What to do with your workplace investigation report


You have made the decision to conduct an investigation and selected the appropriate investigator (see “Selecting a Workplace Investigator,” HRmatters, Spring 2021 issue). The investigation is over. Now what? How do you use the report, how much do you disclose and to whom, and how and for how long do you keep it?

Using the report

At first, you’ll want to make sure that the investigation and report was done in a reasonable fashion. This does not mean that you should interfere with the process or the conclusions of the investigator. Rather, you want to assess whether the basic process was sound. An investigative report should set out the investigative process, the evidence gathered, the conclusions and the reason for the conclusions, including the standard of proof applied. Depending on the scope of the investigation, relevant workplace policies should be identified and considered. If there are obvious issues with the report, such as the lack of an interview with important witnesses, obvious bias, or reaching conclusions without a substantive basis, you will want to carefully consider the weight to be given to the report and it is possible to have it rectified or redone.

Once you are satisfied that the report is appropriate, you will need to decide what to do with the conclusions. If the complaint was found to be “unfounded”, the complainant should not suffer negative consequences unless it is specifically established that the complaint was malicious. It’s very rare. You will also want to consider if there are any other corrective actions that should be taken. Sometimes a policy violation is not established, but the investigation sheds light on other issues in the workplace. For example, an investigation of a harassment complaint by a manager may reveal behavior that is not harassment, but indicates poor management style. If the complaint is valid, you will need to consider what corrective and / or disciplinary action is merited.

If the report indicates unwanted behavior on the part of someone who was not treated as a respondent, you should examine that behavior separately, this time giving the person involved the appropriate caveats and an opportunity to respond. .


At a minimum, the complainant and the respondent must be informed of the end of the investigation and the results of the investigation (i.e. whether the complaint was founded or not). Beyond this, workplace policies or collective agreements can provide guidelines for the disclosure and information to which parties are entitled. Often, parties receive an “executive summary” containing the findings, but not other parts of the report such as witness statements or recommendations. Providing “too much” information, especially in the form of witness statements, can often create new conflicts and should be avoided.

If the report was protected by solicitor-client privilege or prepared for litigation, legal counsel should be consulted before disclosing any part of the report. The privilege can be lost, sometimes accidentally, and care must be taken.

For federally regulated employers, the new Regulation respecting the prevention of harassment and violence at work require that an investigator’s report be provided to the principal party, the respondent, the work place committee or health and safety representative and, in certain circumstances, to the designated recipient. It should include a general description of the event, the investigator’s conclusions and recommendations for eliminating or minimizing the risk of a similar event. It should not reveal, directly or indirectly, the identity of those involved in an event or the resolution process.

Whenever possible, someone not involved in the investigation should be the one who communicates the findings to the complainant and the respondent. This should be done with sensitivity, as it is likely to be a difficult and emotional experience for the person involved. The complainant and the respondent should be provided with information about all employee assistance programs offered by the employer. It is best to meet separately in a neutral, professional and private space. It is often helpful to ask the parties if they have any questions. If you have the answer right away or want to take some time to think about the answer, indicate that you will answer it later, and then be sure to answer.

Both the complainant and the respondent should be warned against retaliation.


After the investigation, you will want to think about what to do with the report itself.

When a complaint is substantiated, you will want to keep the report in a confidential file until the deadline for filing a wrongful / constructive dismissal complaint has expired. In Manitoba, it is currently six years. It can be kept in the respondent’s file in the same way as other disciplinary documents, and referenced in the complainant’s file in the event that the latter claims a constructive dismissal in the future.

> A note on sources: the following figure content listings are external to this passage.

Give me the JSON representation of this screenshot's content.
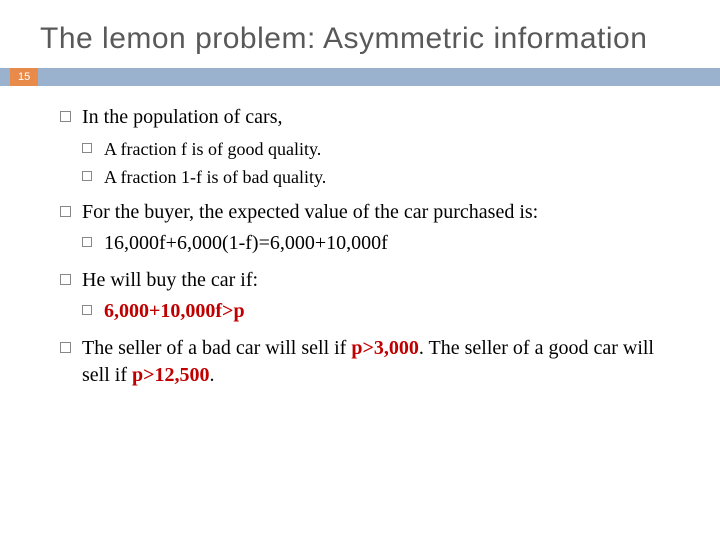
{
  "slide": {
    "title": "The lemon problem: Asymmetric information",
    "page_number": "15",
    "colors": {
      "title_text": "#595959",
      "bar_blue": "#9ab2ce",
      "bar_orange": "#e88b4a",
      "red_text": "#c00000",
      "background": "#ffffff"
    },
    "bullets": {
      "b1": "In the population of cars,",
      "b1_sub1": "A fraction f is of good quality.",
      "b1_sub2": "A fraction 1-f is of bad quality.",
      "b2": "For the buyer, the expected value of the car purchased is:",
      "b2_sub1": "16,000f+6,000(1-f)=6,000+10,000f",
      "b3": "He will buy the car if:",
      "b3_sub1": "6,000+10,000f>p",
      "b4_part1": "The seller of a bad car will sell if ",
      "b4_red1": "p>3,000",
      "b4_part2": ". The seller of a good car will sell if ",
      "b4_red2": "p>12,500",
      "b4_part3": "."
    }
  }
}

If the complaint is unfounded, neither the complaint nor the report should be referenced in the respondent’s personnel file. It would be wise to keep the report in a separate file for six years in the event that the complainant subsequently invokes constructive dismissal.

In a unionized environment, the report must be kept in the manner and for the duration provided for in the collective agreement. Unless this is contrary to the collective agreement, the report should be kept for at least three years, as current Manitoba occupational safety and health legislation requires employers to review / revise their policies every three years, which can be useful in this process. It will also capture the timelines for filing occupational safety and health lawsuits (2 years) and human rights complaints (1 year).

When processing survey material, it should be remembered that some of this information may be stored electronically and should be treated in the same way as hard copies. In addition, care must be taken to maintain confidentiality in the destruction of such material.

Workplace survey reports can be a very useful tool, but when handled improperly, they can introduce new problems. Care should be taken in determining the use, disclosure, retention and destruction of such records.